Not All ETFs Are Created Equal
By Gil Baumgarten, Segment Wealth Management, LLC
ETFs have become one of the most popular vehicles for investors, but all ETFs are not created equal; not all ETFs are low-cost, and not all ETFs are particularly liquid. That illiquidity can cause bid/ask spreads that should be part of the cost calculation. Making matters worse, these spreads are often most prevalent in the ETFs that have the highest internal expenses as well. If you think that you are surely getting low cost by buying an ETF, there’s a chance you are mistaken. Fickle investors who hop from one to another are likely compounding their costs without even being aware of it. Coupled with a few short-term gains and wash sales, rapid-fire trading can turn an ETF-focused portfolio into a tax and cost nightmare. Jack Bogle, who invented the index fund, once told me that this trading friction and abuse by myopic investors was the downfall of the ETF structure. I responded to him that the structural issue was with the mentality of investors and not a fault of the ETF itself. While the timing was surely coincidental, he agreed and subsequently toned down his criticisms of ETFs in his final book released in 2019.

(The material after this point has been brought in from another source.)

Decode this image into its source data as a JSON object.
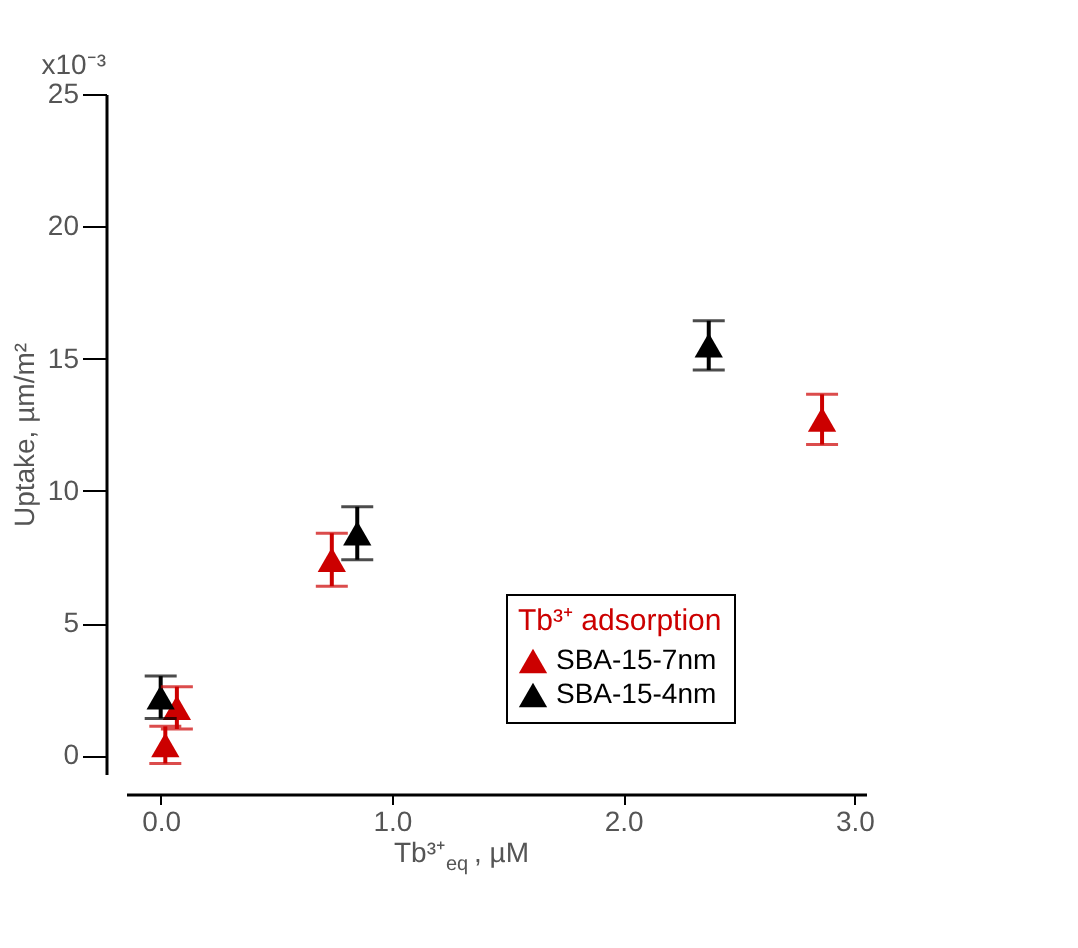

While my firm internally manages stock portfolios for still more tax and cost efficiencies, I have also run an ETF-only strategy since 2003. Since then, I have found the best balance of costs, taxes, liquidity, spreads, and nimbleness is found by allocating 60% of assets to broad market exposure ETFs, which experience near-zero turnover and near-zero internal fund costs. The remaining 40% of assets can be used more tactically, less tax efficiently, bearing more costly, and still be nimble and adaptive. Things can get messy for investors when we allow our tactical desires to drive decision-making with the entirety of our portfolio. The stakes of being wrong increase, and we can end up with a hodgepodge of seemingly right but truly wrong choices that we later self-justify in order to maintain our sanity (ego). Low trading costs further encourage bad decision-making in a vicious cycle that truly needs more discipline than insights.
The old saying about knowing what you’re buying surely applies here. Categorically, ETFs have profound advantages over traditional mutual funds and managed accounts. Make sure you own them in such a way that those advantages actually apply to you.